Meeting professionals be forewarned: This is not child's play. Organizing a program for children attending a resort meeting with their parents is hard work--even when the host resort offers its own program or you are hiring a firm to do so, cautions Diane Lyons, CEO of Accent on Children's Programs, based in New Orleans. Lyons offers these valuable points for planners to consider:
1. Staff Ratios:A high adult-to-child ratio is of the essence. According to Lyons, industry standards in child education call for a staff-to-child ratio of one-to-two for infants, one-to-four for toddlers, one-to-six for three- to eight-year-olds, and one-to-eight for older school children.
2. Staff Training: Whether a plan ner hires child care workers himself or relies on a resort or vendor to supply them, he or she should make sure staff is fully qualified. How much experience do they have? What is their training? Does the provider give them additional training? Are they CPR certified? Are references and criminal records checked?

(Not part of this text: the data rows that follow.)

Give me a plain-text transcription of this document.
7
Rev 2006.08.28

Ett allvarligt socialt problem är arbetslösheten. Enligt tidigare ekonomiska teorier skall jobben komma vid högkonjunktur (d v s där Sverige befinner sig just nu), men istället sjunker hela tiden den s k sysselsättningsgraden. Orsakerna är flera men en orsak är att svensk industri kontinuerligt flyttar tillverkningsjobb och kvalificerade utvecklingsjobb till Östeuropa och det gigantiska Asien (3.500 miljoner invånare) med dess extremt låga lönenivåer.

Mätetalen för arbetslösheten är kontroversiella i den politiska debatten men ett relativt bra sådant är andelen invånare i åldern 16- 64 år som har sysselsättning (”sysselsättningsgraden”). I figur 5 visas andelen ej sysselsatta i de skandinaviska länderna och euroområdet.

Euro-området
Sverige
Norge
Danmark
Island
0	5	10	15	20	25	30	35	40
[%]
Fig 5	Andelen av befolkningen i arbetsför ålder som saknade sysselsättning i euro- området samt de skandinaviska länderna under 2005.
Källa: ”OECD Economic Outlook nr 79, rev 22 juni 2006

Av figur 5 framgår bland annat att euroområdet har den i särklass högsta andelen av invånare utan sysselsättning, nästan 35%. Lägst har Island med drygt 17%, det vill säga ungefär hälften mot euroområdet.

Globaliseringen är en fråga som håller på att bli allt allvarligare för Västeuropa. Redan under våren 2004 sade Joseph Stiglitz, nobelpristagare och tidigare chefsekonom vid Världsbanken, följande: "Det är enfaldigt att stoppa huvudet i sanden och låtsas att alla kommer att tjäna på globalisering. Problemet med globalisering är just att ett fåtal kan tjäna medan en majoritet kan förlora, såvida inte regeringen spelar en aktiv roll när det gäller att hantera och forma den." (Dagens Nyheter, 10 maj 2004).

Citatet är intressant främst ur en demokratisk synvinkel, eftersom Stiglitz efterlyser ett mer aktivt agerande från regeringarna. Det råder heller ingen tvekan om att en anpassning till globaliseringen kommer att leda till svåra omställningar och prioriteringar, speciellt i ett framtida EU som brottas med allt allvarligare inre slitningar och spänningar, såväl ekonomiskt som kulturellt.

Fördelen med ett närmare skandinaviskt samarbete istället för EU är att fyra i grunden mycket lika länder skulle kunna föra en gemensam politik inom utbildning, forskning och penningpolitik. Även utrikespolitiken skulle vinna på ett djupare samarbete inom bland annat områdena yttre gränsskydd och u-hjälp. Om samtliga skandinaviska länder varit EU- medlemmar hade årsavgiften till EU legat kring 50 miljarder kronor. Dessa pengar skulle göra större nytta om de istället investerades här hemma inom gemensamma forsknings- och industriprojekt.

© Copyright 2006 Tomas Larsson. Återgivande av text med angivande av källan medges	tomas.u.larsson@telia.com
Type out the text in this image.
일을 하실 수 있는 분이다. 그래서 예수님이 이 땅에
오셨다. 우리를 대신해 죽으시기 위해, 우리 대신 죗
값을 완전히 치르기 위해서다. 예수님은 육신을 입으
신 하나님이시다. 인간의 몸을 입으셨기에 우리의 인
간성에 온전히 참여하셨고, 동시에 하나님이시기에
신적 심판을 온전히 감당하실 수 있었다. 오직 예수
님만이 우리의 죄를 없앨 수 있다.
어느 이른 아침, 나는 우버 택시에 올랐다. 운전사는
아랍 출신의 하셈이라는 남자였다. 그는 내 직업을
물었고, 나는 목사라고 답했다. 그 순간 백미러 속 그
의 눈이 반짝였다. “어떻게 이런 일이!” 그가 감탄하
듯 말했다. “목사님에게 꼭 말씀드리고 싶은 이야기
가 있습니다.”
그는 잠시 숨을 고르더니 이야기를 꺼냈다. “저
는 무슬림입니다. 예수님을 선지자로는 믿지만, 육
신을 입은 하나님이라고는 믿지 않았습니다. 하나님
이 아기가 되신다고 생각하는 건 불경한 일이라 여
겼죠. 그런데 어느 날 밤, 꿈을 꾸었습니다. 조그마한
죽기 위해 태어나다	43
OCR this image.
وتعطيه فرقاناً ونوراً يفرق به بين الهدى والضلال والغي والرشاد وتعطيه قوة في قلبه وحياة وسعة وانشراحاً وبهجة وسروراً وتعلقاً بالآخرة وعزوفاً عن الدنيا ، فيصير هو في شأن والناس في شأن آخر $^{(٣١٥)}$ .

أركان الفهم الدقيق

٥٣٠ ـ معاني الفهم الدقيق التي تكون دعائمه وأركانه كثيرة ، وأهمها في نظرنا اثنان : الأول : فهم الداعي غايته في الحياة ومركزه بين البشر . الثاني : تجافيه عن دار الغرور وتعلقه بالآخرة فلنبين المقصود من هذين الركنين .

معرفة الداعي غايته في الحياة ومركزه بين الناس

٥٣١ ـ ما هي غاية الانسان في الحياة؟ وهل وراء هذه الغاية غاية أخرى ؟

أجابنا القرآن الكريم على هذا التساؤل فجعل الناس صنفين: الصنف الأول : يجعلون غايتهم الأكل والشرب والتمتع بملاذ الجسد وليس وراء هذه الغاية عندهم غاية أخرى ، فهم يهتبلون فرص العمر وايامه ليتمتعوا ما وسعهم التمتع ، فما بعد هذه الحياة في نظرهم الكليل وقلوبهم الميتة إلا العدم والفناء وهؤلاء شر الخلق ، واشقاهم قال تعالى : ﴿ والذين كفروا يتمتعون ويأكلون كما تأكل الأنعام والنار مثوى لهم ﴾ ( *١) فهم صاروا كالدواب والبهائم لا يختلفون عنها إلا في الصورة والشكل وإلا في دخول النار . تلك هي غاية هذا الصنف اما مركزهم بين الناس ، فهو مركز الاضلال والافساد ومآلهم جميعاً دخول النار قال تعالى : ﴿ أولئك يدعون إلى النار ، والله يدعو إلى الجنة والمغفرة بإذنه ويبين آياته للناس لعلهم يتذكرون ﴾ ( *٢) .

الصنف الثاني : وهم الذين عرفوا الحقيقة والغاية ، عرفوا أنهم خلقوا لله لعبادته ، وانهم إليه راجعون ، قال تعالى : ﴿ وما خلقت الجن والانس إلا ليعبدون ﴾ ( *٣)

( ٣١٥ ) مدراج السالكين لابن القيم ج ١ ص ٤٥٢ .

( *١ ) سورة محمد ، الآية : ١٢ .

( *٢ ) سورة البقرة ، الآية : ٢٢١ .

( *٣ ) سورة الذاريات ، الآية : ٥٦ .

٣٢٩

3. Programming: Planned activities should be creative, educational, fun, and age-appropriate. "The programming should have educational elements tied into entertainment," advises Lyons, who says she "likes to make kids aware of the cultural diversity of a place, because I'm an educator originally." In addition, planners should make sure there are a variety of materials on hand, including arts-and-crafts materials, props for skits, board games, books, and science projects.
4. Security: Check-in and check-out procedures are critical and should be strictly enforced, using signatures, matching wristbands, and photo identification of both the child and responsible parent.
5. Space/Location:Lyons recommends a minimum of 35 square feet per child. Make sure the center is located near emergency exits, but not near heavy traffic, and that bathrooms are easily accessible. The building must have smoke detectors and an evacuation plan should be posted.
6. Insurance: A minimum of $3 million to $5 million general liability insurance is needed.
7. Marketing: An association that provides a quality children's programs is sure to earn accolades from attendees. But if a planner doesn't put any energy into promoting the program, the attendees may not realize that one is offered. In addition, good marketing encourages early registration, giving a planner vital information up front that will help in designing the program. "Promotion is essential," Lyons says.